We recently had a tract of land in my county that was sold to a land investment company. The selling price was over $12,000 per acre–outbidding any local farmer. I took a step back and while I have heard of these types of companies, this is the first time they made their presence in my county. So what and who are land ownership companies?
There are approximately 911 million acres in the U.S. 61% are owned by farmers and ranchers. Of the remaining 39%, 10% is owned by corporations, trusts, and other owners. While currently a small percentage now, that number has been growing as farmland becomes an attractive investment.
Land Investment Companies recognize that farmland is truly an investment. They bring together investors and people interested in selling or leasing farmland. Landowners, working with an investment company, can delegate land management or sell their land outright to these companies.
Who Uses Land Investment Companies and How do they work?
Both landowners and investors use land investment companies. Farmland is a high-value asset where land sales have reached $10,000 – $25,000 per acre in the Midwest. Investors can purchase shares, thus allowing them to own land acres and receive a yearly return on those purchased acres.
Currently, there is a 475-acre farm in south-central Minnesota available for investment purchase. A minimum investment of $20,800 touts a 7.9% annual return. The rent for this piece of property is about $375.00 per acre paid before planting, minimizing risk for the investor. There is also a bonus rent scenario where rent payments could be increased based on yields. For comparison sakes, average land rent locally is about $225-$250 per acre.
What are some of the selling points of investing in land in a company such as Acre Trader?
- Flex lease allows for additional yield upside given above average crop yields and/or commodity prices.
- 5-10 year target hold period given stable cash flows and potential for long-term appreciation.
- Invest in a hard asset with little or no correlation to other major asset classes.
So as you can see, investing in land is a lucrative and potentially attractive investment. Rental agreements offered are cash rent, sharecrop, and flex rent. Returns for the investor are a result of farm rent and land appreciation.
One important caveat — Not just anyone can invest through these land investment companies. Most of the companies are only open to accredited investors (i.e., those with a high net worth of more than $1 million excluding the equity in their primary residence or a high income of $200,000 in each of the last two years, or $300,000 if married).
Who Benefits from Land Investment Companies?
I believe investors will benefit from these companies. One investment company requires a sizable minimum investment of about $20,000 but the return is much better than many traditional investment avenues currently. When the money market is paying less than 1%, investing in land with a possible return of 10% is very attractive. Land doesn’t depreciate which is another reason it’s a good investment. Typically land investment owners will retain ownership for about 5-10 years.
Farmers can also benefit from land investment companies. Let’s say the farmer wants to expand their farming operation by buying a neighboring tract of land. By selling a farm they currently own to a land investment company, they can use the monies from the sale to purchase a new tract of land. They can rent back the land they sold to the investment company.
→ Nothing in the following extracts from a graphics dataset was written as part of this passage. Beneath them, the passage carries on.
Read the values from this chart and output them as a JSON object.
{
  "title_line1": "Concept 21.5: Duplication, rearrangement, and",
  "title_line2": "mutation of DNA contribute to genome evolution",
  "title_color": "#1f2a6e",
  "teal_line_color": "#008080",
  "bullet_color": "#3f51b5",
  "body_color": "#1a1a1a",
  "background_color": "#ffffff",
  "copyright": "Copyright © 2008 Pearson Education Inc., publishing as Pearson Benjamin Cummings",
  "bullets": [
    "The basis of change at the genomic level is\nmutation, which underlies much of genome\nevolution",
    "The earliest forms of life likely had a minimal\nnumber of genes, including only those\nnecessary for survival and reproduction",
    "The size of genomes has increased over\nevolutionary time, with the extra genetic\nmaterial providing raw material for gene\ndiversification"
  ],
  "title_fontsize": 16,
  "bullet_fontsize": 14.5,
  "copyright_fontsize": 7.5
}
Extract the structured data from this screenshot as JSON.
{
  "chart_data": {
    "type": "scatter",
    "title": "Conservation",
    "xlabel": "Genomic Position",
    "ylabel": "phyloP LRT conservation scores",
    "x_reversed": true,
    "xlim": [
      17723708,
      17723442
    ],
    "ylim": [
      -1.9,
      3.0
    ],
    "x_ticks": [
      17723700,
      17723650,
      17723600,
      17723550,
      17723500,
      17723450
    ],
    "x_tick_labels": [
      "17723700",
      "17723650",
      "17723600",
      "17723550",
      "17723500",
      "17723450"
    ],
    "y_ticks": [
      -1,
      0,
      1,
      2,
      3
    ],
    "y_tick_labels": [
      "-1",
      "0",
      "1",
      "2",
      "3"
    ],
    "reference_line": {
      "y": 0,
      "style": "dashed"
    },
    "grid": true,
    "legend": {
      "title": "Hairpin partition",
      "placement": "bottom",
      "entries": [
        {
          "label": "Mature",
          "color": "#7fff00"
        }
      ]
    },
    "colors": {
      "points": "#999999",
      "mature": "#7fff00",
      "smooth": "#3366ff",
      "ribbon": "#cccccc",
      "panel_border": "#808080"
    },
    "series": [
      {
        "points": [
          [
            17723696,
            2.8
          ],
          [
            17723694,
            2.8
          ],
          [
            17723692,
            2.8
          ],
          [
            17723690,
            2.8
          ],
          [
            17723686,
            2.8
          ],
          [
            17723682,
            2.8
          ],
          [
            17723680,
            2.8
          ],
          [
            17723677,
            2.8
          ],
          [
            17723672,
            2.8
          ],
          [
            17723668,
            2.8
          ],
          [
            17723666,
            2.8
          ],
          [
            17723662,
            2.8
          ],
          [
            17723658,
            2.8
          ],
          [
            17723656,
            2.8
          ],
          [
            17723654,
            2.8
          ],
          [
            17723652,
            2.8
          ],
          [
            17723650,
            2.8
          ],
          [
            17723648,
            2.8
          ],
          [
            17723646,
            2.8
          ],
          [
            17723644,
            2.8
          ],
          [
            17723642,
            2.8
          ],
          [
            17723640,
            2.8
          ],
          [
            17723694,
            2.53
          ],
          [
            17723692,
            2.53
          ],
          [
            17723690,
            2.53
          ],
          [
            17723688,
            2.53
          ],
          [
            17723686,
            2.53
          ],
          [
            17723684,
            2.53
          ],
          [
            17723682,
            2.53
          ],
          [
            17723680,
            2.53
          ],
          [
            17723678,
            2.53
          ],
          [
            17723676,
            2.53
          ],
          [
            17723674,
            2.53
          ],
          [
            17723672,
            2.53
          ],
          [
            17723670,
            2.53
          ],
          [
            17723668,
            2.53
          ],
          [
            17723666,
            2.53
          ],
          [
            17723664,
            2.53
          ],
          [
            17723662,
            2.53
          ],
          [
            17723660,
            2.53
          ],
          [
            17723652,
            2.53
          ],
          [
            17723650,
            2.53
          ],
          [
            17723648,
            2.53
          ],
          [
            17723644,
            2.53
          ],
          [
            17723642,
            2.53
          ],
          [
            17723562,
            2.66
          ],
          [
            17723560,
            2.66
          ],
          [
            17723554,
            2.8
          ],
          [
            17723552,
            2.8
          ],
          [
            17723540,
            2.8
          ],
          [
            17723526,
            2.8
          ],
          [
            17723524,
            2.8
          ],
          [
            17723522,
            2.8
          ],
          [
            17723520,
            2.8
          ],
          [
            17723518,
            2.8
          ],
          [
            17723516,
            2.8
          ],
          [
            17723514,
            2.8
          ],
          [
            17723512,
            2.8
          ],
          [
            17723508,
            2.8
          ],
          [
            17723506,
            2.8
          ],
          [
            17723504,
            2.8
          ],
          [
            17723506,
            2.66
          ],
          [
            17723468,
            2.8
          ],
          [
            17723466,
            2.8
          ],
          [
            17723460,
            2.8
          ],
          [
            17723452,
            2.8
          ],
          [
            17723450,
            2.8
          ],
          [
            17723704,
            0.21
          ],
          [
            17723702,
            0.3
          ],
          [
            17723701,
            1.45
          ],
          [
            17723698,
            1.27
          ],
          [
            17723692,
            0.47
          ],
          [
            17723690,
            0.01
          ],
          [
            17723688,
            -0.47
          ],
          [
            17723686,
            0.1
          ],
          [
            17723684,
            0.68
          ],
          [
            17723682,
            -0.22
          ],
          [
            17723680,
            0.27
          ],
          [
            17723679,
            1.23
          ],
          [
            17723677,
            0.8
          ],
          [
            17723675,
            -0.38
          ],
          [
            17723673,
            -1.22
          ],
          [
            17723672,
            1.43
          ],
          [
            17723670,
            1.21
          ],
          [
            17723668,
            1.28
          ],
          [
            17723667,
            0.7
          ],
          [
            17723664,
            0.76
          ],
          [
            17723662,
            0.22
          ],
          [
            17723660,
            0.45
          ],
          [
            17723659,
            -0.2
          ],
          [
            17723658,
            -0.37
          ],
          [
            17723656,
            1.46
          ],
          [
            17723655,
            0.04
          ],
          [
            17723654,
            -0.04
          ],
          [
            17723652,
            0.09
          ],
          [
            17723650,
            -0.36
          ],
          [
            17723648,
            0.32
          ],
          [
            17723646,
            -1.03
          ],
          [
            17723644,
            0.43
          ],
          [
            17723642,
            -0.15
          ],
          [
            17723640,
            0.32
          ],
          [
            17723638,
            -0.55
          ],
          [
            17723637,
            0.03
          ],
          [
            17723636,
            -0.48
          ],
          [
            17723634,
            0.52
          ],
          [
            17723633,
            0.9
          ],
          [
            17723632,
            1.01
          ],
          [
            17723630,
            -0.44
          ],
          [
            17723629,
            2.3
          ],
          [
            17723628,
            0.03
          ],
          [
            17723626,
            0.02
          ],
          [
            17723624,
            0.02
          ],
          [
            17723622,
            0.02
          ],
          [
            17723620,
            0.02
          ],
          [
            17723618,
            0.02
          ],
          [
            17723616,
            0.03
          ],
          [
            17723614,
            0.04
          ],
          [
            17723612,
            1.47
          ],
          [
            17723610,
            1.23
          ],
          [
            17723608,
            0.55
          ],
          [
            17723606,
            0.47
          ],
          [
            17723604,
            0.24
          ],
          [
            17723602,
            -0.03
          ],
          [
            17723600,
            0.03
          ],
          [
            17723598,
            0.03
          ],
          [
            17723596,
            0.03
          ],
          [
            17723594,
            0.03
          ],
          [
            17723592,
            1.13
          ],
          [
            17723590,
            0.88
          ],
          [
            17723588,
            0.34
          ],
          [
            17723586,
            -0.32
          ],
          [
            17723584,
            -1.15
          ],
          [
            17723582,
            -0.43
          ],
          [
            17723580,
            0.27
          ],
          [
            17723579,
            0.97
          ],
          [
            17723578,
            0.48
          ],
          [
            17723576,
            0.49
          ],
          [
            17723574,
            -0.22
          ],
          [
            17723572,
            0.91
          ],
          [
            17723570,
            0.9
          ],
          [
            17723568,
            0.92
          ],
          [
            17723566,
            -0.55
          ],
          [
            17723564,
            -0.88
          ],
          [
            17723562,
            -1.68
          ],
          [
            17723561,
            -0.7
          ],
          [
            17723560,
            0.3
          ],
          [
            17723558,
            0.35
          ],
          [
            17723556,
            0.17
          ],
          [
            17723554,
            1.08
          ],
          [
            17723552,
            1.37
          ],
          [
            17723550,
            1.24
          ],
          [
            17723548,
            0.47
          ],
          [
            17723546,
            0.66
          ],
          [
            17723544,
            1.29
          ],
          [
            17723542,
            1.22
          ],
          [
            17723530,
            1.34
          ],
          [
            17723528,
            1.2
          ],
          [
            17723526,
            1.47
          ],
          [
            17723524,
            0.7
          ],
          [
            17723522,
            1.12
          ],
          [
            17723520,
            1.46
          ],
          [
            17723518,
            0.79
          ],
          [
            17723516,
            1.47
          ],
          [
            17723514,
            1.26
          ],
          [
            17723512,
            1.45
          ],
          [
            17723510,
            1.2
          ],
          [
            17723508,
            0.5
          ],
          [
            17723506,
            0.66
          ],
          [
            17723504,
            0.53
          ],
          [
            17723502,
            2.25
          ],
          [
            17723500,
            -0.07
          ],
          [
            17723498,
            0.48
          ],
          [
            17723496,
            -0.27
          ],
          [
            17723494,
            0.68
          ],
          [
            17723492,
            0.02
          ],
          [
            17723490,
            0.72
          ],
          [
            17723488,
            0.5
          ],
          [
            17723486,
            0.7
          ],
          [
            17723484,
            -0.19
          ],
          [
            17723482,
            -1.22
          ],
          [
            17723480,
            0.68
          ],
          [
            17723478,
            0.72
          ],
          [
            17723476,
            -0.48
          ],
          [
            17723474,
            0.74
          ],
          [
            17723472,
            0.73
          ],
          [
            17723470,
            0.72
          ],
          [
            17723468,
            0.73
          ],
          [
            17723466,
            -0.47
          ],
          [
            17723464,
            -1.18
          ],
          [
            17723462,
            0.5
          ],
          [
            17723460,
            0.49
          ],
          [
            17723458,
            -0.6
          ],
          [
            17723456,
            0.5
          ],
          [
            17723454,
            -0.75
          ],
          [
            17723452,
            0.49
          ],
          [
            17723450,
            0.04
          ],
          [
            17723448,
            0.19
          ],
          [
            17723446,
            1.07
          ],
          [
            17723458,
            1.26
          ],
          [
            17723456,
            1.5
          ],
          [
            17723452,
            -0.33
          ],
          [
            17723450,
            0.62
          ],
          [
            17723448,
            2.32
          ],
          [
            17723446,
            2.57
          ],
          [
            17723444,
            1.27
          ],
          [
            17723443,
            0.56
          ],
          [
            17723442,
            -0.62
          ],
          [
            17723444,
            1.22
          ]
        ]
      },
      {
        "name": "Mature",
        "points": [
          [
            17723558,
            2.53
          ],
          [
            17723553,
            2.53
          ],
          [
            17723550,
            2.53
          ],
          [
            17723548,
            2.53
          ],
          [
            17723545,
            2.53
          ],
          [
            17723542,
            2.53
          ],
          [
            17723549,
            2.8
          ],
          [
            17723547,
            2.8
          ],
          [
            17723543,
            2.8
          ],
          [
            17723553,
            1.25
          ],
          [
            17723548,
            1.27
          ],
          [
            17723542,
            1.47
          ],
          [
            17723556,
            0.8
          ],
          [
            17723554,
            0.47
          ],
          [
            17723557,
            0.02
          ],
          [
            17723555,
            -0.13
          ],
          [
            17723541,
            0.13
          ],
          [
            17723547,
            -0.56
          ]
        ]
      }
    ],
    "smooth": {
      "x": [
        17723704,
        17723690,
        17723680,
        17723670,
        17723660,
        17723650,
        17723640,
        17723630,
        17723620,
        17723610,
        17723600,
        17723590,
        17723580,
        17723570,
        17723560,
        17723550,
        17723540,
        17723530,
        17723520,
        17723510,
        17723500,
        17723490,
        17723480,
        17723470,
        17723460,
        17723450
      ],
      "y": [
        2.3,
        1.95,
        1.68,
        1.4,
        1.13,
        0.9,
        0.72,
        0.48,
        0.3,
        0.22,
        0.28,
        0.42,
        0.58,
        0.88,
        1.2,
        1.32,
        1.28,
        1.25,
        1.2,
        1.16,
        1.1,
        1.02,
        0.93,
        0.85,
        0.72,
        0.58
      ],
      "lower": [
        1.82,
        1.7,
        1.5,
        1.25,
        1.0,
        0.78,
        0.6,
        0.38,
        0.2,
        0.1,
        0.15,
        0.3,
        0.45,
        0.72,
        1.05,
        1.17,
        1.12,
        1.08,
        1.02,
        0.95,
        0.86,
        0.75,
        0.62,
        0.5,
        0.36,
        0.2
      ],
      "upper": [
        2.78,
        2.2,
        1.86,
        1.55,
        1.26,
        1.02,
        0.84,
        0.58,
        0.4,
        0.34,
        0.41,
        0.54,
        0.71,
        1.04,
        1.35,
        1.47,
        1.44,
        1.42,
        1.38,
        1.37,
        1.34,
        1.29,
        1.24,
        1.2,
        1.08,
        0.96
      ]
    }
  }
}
What are the Ramifications of Land Investment Companies?
Land Investment Companies have the potential to change the landscape of farmland ownership. The land is no longer owned by a farmer, but rather a company. Who can pay the high rent ($375/acre as mentioned above compared to $225-$250 average) to these investment companies? Also, will the land be “mined” of fertilizer value because of possible low margins? In other words, how much fertility will be put back into the land each year? As farmers, we are true stewards of the land and it’s important that we leave the land in better shape. But with small margins, is that possible?
Who will be farming the land? Are they local farmers? Are they invested in the local communities? Are they mega farmers possibly from states away?
And the big question:
What About Younger and New Farmers?
I do believe if land investment companies grow by their continued land purchases and the level of rents charged, it will detract and make it nearly impossible for new and younger farmers to farm. Renting farmland that is owned by a land investment company at $375-$400 per acre is high and more than likely out of reach for new and young farmers.
Is There a Place for Land Investment Companies?
I do believe there is. But my hope is that it is not the new “normal” of land ownership. Local farmers play an important role in our ag and rural communities. It is our responsibility to boost our local economy, be good stewards of the land, and see out the next generation of farmers and farm families. At the end of the day, the farmers behind the land are just as important as the land itself.